My nephew was in a high speed car wreck and the ortho doc said the only way to describe his hip bones was “gravel”. 9 weeks in ICU and 18 months of intense physical therapy. Still amazed he survived. I’d say it was two to three years before he was back to his mostly normal self but I’m not sure you ever fully recover from that amount of trauma.
The dose is relatively small, so risk should be low.
It is called “heterotopic ossification”, meaning bone forming in “other” place (that is, outside of bone). While some could be due to fragments of periosteum displaced by trauma, this is largely felt that “primitive mesenchymal cells get transformed into osteoblastic tissue leading to the process of lamellar bone formation in soft tissues”.
This is most likely to occur near hip (happens not infrequently with hip replacement.

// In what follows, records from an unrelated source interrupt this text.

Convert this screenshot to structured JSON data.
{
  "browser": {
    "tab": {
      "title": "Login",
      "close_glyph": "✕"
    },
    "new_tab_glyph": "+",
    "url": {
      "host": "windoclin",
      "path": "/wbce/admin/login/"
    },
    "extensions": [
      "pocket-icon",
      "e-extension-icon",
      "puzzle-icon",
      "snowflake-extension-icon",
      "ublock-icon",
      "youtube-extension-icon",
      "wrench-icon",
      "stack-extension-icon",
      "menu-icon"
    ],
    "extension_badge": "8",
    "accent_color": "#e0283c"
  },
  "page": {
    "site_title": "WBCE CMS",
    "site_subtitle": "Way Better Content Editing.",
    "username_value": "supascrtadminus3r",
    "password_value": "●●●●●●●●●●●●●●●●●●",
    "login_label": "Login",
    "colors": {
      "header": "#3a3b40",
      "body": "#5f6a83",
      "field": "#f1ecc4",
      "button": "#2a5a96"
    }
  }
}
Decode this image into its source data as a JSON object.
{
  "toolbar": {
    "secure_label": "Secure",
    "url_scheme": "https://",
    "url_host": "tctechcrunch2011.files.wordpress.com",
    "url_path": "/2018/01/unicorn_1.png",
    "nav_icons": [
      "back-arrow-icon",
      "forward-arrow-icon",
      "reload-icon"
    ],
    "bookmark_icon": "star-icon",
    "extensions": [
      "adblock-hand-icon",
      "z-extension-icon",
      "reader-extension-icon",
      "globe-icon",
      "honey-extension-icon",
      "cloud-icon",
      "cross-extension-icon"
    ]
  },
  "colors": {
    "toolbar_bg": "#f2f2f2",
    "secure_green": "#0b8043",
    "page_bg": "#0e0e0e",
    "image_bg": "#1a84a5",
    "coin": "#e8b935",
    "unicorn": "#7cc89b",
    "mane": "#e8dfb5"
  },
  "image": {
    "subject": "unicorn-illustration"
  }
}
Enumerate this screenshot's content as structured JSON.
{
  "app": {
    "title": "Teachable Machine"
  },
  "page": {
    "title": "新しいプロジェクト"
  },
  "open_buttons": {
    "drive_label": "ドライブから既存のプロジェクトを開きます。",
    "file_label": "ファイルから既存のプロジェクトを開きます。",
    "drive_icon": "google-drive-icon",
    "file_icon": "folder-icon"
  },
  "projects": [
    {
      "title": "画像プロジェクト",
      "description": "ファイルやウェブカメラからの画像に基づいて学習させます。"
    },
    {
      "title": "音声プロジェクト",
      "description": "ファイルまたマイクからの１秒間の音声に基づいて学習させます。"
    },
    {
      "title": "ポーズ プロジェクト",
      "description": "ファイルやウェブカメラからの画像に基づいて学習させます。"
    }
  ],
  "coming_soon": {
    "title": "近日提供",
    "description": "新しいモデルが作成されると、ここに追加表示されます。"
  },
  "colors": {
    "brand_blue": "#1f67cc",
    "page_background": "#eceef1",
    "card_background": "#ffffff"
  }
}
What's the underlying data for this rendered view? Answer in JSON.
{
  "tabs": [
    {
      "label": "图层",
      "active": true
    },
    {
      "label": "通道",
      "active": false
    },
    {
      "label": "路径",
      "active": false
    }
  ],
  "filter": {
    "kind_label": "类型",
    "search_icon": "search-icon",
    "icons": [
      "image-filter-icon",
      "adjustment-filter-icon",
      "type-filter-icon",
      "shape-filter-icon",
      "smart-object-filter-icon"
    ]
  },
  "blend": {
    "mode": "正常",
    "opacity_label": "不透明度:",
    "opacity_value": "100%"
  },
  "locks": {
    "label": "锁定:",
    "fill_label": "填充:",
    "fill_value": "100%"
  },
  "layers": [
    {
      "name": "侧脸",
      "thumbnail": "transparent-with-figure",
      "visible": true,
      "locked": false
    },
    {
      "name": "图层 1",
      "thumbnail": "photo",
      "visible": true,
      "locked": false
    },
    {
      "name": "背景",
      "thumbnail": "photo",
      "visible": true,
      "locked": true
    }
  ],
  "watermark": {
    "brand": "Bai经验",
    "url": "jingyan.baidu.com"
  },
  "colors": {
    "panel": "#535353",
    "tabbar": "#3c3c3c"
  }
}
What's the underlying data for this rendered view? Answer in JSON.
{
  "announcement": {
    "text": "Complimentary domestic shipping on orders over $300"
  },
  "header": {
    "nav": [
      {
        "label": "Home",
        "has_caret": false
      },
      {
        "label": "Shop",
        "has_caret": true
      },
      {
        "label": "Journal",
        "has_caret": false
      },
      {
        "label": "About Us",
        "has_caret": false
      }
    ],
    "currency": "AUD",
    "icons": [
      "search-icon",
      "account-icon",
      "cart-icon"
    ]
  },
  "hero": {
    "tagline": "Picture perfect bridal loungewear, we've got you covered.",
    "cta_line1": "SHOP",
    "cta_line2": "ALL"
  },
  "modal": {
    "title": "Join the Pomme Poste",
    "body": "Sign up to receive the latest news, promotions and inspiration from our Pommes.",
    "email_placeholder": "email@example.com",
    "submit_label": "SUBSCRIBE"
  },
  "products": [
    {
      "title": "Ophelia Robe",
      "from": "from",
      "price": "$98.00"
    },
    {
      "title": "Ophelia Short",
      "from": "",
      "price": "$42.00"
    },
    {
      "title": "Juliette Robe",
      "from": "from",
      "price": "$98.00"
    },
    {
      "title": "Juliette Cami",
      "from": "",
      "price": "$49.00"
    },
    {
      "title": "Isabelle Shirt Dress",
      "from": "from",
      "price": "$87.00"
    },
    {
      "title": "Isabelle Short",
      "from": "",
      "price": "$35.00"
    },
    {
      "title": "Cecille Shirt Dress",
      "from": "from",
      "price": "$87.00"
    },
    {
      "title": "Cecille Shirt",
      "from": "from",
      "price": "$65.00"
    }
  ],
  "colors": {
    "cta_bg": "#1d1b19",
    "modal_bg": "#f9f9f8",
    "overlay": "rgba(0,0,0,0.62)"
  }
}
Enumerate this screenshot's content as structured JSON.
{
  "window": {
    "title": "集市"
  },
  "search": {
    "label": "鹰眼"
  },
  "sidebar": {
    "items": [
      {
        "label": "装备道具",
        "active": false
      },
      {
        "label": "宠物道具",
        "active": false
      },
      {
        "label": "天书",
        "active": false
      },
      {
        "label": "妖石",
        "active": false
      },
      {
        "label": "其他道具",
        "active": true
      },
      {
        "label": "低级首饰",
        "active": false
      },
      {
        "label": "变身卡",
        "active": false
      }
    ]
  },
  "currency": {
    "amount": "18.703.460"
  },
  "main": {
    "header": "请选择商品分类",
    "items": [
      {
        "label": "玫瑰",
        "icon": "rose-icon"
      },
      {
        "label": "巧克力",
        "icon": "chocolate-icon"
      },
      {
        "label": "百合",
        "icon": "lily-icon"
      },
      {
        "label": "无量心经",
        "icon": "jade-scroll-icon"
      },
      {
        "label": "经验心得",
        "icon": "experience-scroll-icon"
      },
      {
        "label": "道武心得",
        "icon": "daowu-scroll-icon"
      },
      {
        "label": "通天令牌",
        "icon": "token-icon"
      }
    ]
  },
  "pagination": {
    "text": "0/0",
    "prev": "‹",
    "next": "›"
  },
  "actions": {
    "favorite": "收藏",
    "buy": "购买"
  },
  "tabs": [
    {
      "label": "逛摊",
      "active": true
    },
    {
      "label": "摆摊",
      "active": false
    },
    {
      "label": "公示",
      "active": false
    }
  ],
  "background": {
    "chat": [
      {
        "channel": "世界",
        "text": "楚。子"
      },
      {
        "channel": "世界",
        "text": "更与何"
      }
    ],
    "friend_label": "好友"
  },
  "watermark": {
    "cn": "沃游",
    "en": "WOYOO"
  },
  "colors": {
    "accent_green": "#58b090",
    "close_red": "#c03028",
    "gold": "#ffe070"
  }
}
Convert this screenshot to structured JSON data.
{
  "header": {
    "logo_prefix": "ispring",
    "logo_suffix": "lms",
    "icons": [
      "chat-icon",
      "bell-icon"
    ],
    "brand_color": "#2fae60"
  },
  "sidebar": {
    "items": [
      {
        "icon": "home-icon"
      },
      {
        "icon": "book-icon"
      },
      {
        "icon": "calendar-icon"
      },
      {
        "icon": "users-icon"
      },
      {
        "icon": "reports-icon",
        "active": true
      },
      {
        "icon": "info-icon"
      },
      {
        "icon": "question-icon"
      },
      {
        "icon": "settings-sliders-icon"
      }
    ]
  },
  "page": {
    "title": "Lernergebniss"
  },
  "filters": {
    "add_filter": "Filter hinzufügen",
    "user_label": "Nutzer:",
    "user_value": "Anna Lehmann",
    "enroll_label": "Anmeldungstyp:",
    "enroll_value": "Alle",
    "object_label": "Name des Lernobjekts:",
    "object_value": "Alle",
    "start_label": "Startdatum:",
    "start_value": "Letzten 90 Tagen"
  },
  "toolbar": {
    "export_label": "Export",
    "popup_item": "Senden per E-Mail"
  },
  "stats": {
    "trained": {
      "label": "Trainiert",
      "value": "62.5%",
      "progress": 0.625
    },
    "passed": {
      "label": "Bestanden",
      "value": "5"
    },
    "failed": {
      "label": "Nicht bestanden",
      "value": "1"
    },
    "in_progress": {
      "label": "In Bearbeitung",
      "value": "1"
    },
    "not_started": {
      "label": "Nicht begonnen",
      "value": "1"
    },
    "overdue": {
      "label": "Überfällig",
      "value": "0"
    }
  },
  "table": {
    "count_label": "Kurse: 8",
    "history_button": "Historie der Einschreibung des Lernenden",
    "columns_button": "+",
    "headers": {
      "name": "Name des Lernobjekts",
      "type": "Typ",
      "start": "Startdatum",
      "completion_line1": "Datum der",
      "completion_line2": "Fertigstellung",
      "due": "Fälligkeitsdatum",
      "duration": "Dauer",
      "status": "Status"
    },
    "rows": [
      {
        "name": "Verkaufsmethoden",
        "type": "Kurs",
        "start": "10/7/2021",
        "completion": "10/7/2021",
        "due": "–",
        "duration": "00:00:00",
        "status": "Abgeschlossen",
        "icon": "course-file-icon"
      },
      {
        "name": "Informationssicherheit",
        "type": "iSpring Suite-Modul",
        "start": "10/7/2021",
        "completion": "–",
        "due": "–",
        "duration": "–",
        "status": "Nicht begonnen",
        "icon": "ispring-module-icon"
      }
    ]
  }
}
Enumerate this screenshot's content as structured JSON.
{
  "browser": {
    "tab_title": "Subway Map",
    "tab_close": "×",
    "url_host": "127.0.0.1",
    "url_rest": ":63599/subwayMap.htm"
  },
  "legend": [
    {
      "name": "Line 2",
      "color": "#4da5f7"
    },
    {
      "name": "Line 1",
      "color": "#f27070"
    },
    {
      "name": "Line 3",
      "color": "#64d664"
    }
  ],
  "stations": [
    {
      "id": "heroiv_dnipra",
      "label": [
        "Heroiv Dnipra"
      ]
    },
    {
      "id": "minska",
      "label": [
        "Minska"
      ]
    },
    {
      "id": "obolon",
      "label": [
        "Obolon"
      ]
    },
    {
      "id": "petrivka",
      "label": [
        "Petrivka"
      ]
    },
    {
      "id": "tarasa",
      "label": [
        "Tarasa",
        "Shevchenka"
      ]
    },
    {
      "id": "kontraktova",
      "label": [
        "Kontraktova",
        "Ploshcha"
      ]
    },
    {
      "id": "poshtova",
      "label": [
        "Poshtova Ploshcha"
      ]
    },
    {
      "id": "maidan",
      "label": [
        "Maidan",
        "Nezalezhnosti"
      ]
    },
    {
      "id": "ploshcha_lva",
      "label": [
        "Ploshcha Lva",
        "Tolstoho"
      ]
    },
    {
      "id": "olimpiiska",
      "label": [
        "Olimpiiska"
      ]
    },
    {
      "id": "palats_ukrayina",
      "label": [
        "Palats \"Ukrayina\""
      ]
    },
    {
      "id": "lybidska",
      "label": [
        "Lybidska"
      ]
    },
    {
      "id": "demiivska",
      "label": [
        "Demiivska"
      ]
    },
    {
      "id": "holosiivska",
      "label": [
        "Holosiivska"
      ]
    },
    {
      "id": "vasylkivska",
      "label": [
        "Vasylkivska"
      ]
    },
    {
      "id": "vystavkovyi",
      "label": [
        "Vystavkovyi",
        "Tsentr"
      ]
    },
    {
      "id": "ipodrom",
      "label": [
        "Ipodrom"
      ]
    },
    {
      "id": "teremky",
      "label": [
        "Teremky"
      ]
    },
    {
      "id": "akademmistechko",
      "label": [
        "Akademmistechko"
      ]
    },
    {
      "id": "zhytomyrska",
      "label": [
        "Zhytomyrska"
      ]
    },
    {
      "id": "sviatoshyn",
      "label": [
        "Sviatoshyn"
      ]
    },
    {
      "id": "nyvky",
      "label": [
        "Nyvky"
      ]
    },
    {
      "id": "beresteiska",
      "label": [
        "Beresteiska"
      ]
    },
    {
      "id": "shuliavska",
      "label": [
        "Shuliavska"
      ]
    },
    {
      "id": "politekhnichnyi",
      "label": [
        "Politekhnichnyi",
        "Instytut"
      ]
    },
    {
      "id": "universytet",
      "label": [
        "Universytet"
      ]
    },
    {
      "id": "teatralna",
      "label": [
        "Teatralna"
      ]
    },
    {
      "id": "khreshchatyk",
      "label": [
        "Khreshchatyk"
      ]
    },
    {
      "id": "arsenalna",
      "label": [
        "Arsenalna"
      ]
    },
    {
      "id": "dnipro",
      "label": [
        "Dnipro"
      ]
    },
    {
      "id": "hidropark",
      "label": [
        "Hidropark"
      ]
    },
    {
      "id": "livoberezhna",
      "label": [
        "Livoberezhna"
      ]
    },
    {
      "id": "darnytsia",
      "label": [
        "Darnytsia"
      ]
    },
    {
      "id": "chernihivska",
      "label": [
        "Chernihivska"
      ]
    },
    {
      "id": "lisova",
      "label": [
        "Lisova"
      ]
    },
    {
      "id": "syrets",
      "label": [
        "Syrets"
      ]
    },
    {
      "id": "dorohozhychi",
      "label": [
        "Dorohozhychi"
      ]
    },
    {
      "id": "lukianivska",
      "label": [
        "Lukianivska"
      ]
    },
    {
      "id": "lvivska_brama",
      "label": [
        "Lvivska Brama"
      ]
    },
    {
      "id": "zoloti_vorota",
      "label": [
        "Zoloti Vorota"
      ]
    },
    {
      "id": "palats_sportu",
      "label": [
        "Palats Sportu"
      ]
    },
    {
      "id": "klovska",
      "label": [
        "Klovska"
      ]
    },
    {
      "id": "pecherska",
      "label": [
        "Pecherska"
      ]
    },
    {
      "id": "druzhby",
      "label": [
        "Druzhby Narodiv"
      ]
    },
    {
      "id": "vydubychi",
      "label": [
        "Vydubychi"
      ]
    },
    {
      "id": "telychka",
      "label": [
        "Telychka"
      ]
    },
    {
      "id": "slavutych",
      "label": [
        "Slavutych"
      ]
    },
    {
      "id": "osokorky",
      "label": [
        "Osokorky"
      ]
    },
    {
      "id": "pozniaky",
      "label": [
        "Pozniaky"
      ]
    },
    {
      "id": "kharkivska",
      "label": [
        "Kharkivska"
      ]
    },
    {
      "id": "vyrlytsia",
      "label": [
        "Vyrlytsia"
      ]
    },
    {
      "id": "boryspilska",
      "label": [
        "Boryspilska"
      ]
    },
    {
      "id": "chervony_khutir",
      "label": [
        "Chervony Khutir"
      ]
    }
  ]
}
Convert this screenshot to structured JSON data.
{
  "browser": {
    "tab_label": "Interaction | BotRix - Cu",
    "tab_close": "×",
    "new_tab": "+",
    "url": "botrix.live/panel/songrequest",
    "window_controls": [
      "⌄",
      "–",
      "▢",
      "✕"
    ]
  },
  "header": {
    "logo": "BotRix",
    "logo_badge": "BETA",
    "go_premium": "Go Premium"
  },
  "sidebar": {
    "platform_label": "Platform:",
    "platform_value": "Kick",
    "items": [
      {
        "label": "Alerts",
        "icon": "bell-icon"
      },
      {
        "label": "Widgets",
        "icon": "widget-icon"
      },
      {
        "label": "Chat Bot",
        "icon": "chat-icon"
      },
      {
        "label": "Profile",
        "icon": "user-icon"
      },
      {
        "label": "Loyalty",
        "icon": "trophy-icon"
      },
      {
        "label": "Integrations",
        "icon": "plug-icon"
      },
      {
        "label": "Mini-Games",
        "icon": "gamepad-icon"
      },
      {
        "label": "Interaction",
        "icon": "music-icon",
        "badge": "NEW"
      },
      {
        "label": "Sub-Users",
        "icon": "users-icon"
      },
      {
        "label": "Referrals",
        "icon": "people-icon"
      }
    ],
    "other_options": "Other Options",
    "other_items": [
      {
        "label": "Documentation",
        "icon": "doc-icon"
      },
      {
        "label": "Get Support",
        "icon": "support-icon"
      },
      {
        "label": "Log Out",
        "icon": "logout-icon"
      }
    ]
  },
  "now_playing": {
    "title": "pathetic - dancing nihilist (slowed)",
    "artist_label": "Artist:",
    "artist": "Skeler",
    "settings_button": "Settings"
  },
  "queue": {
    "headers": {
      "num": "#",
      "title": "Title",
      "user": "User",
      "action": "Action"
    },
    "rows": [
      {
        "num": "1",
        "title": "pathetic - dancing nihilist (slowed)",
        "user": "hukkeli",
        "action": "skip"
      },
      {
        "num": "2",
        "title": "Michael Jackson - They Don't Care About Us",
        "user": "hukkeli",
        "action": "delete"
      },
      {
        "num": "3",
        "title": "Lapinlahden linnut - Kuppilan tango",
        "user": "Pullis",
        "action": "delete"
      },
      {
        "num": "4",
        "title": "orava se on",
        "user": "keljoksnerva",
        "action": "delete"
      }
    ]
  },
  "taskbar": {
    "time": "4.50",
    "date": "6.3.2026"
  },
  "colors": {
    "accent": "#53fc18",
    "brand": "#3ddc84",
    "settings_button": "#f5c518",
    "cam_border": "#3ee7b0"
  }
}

I don’t do radiation therapy, so I don’t do this. I can say that I’ve seen much less heterotopic bone in the past 10-20 years, prob partly due to this treatment. (Also hip replacement is less traumatic than it used to be. )
Just thought to add that “shattered hip” may not give you this classic healing pattern I described for middle of long bones.
They do heal, but you may not see much periosteal reaction, etc. This is because neck and head sit in joint.
In older patients, they often replace the hip rather than wait for it to heal, but this is less likely to happen for younger patients (who heal better and have a lifetime of wear to apply to an artificial hip).